Turkey then shopping
The National Retail Federation along with Prosper Insights & Analytics predicted 164 million people would go shopping from Thanksgiving Day through Cyber Monday. Those surveyed said that Black Friday is their favorite day to go out to stores, hitting the sales in brick-and-mortar locations from Thanksgiving night through Small Business Saturday. Cyber Monday then gives these same shoppers a chance to do some online saving, offering bargain pricing on websites from Amazon to Meijer to Zulily.
“Whether it’s heading to the stores after finishing their turkey or going online on Cyber Monday, consumers will be shopping all weekend and retailers will be ready to meet the demand,” said Matthew Shay, president and CEO of the National Retail Federation, a trade group. “Retail is a vibrant, dynamic and competitive industry, but one thing is certain – consumers are the winners no matter which day or which way they shop.”

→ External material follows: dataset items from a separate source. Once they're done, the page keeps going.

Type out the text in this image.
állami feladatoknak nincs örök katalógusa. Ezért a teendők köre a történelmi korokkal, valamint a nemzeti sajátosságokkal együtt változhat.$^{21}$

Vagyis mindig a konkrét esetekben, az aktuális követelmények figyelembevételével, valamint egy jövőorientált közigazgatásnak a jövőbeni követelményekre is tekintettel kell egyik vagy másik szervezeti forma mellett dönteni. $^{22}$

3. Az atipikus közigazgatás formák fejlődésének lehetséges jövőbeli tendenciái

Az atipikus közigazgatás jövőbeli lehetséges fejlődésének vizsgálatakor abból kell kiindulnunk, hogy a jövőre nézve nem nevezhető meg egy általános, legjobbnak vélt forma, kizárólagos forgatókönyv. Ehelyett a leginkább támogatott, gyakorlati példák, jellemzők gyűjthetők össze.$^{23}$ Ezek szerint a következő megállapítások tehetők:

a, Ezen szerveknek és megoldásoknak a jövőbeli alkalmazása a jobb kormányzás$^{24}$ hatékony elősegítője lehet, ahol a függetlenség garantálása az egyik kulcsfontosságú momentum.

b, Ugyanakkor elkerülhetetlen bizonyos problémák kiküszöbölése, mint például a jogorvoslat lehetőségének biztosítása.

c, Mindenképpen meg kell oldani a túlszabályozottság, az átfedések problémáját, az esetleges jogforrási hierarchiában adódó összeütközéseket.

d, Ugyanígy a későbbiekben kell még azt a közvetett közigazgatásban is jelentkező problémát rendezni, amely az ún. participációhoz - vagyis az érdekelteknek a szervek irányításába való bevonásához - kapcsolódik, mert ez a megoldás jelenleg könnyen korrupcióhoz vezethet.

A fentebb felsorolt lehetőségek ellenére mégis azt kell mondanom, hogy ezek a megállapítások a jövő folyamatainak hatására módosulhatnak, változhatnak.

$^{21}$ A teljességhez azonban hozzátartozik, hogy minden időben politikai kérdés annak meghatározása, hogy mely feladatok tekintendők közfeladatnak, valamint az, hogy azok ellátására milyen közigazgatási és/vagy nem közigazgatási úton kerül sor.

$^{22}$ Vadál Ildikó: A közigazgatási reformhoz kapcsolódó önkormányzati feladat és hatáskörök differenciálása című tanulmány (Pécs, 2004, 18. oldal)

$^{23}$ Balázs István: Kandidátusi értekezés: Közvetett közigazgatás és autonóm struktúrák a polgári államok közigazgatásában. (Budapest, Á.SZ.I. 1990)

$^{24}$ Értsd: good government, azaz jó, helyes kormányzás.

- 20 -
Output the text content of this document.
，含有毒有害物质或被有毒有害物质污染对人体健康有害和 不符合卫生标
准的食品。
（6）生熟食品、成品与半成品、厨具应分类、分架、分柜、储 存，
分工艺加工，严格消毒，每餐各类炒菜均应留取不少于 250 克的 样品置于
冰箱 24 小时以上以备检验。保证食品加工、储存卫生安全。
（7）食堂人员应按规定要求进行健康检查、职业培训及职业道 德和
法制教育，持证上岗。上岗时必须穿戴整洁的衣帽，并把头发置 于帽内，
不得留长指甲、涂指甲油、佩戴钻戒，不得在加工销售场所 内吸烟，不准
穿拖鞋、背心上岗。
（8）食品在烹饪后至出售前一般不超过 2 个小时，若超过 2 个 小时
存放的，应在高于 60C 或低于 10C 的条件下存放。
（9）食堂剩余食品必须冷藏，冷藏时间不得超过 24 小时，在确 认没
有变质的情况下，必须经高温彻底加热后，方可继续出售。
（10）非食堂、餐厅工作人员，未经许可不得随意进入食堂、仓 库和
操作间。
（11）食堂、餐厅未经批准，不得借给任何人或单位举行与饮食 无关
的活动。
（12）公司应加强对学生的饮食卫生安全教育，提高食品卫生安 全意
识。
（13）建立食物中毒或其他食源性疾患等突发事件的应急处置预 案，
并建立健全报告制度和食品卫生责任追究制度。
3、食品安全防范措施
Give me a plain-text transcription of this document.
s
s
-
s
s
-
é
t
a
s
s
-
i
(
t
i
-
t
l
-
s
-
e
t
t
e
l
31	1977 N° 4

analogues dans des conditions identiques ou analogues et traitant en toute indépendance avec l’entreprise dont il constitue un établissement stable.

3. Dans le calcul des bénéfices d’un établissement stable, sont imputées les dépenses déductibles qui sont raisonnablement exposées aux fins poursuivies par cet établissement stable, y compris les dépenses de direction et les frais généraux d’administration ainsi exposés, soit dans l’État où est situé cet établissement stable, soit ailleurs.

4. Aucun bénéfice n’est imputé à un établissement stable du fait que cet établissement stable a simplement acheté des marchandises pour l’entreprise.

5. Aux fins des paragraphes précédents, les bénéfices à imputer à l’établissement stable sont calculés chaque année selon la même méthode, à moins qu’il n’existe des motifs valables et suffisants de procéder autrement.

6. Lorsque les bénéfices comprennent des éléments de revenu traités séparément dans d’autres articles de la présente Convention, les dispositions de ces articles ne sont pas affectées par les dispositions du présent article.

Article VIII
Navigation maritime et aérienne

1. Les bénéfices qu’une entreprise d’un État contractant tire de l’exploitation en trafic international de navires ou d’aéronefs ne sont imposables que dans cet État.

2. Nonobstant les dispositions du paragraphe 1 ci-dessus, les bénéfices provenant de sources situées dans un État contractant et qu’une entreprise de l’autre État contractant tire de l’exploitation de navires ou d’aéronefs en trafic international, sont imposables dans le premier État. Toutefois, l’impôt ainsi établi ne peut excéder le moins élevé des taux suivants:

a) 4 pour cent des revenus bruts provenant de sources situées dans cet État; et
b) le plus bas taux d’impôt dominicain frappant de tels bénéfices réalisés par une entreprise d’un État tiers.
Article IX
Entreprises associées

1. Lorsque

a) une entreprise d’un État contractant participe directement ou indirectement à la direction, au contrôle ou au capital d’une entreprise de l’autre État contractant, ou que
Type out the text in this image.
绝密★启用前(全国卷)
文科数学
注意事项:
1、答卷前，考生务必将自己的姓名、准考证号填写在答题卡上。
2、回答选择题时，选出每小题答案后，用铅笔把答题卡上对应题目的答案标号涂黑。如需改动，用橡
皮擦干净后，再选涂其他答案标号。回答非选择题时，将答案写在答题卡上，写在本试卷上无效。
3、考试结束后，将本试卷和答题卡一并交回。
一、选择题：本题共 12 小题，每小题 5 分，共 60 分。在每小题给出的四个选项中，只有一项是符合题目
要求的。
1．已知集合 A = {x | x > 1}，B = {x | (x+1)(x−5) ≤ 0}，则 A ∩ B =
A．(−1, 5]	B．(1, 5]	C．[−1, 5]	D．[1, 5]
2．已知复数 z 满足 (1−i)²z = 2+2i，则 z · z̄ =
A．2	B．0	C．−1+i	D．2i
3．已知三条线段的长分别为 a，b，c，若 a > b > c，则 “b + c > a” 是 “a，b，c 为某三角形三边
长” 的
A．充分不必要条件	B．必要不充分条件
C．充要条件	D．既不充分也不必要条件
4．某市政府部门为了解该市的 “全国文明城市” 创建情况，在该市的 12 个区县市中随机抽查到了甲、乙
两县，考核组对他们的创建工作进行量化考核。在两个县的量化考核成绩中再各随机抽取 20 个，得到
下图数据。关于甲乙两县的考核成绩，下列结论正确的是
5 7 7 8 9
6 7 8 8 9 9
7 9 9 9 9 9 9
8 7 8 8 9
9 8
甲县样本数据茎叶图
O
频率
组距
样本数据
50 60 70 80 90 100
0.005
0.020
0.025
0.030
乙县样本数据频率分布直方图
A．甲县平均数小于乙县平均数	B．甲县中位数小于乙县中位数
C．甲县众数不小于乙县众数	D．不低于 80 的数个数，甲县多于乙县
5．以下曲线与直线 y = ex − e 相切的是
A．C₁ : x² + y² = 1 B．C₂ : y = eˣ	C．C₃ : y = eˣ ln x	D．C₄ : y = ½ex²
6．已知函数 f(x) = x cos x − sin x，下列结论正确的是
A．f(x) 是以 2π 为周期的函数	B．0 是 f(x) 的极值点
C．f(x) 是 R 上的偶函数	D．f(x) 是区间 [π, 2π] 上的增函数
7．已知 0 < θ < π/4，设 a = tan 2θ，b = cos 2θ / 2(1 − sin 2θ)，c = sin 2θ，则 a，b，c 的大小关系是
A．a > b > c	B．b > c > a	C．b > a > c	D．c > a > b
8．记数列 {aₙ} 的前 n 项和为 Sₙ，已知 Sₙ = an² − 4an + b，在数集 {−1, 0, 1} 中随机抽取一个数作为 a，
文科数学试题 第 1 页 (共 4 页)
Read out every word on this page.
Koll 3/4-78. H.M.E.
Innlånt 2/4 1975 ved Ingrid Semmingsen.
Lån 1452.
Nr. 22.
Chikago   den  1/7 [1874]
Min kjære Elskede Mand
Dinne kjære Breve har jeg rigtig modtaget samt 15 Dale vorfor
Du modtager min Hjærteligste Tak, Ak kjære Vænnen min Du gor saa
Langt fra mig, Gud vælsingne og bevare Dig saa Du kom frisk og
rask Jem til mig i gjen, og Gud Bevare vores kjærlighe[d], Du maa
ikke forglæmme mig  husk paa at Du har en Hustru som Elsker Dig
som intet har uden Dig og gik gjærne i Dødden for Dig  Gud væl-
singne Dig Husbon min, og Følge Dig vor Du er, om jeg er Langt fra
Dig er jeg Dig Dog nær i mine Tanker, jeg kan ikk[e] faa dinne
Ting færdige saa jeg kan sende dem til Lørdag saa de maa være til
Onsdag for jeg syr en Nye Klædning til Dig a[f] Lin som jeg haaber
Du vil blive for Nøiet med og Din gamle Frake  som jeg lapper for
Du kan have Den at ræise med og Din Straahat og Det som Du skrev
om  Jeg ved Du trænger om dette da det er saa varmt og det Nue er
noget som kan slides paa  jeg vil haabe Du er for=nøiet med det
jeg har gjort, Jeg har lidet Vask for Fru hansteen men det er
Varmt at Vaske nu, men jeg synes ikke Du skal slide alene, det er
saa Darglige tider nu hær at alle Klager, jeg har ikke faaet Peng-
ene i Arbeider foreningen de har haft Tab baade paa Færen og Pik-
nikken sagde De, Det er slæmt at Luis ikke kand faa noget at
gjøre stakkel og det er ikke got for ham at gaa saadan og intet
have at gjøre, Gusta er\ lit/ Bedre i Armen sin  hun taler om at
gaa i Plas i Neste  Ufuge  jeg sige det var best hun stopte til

Stores are unveiling new merchandise, boosting their marketing and taking to social media to advertise their specials. There’s the soft opening of Shinola’s new retail space in the soon-to-open Shinola Hotel on Black Friday, which is sure to draw customers to see the brand-new space. The location—Shinola’s fourth location in the metro Detroit area—encompasses 1,600 square feet at 1420 Woodward Ave. It will feature the brand’s full lineup of modern goods, as well as items soon to be enjoyed by guests at the new Shinola Hotel, slated to open in December.
Small Business Saturday, which debuted in 2010 as an initiative by American Express as a day to show support for local small businesses, has become popular in its own right.
Consumers now have a “defined opportunity” to enjoy strolling down their town’s Main Street one day after the hustle bustle of Black Friday, said Charlie Owens, state director of the National Federation of Independent Business in Michigan.
“There are many benefits to shopping at small businesses all over our state on this special day,” Owens said. “Small stores carry unusual gifts you might not find at a chain store, and many are running specials on Small Business Saturday. A business owner will offer great personal service because they want return customers.”
But some pessimistic retail observers wonder if the blurring of timing as to when these sales start – some advertising had Black Friday sales starting as early as the second week of November – will water down how much actual shopping will take place on the weekend versus spread out through November and December.
Of those shopping this year, officials with the National Retail Federation said 65 percent of those surveyed noted they are doing so to take advantage of deals and promotions retailers will offer, while 26 percent cited the tradition of shopping over Thanksgiving weekend and 23 percent said it is something to do over the holiday weekend and the same number said it is when they start their holiday shopping.
Last year, retailers raked in $7.9 billion on Black Friday, up 18 percent year-over-year. Sixty-six million people shopped online and an estimated 77 million consumers did their buying in-store.
Though more people shopped in-store and online on Black Friday 2017, Cyber Monday continues to beat Black Friday’s online sales. Last year, 81 million consumers shopped on Cyber Monday, bringing in $6.59 billion for retailers. With a year-over-year increase of nearly 17 percent, that event set an all-time record of the most ever spent on the digital holiday.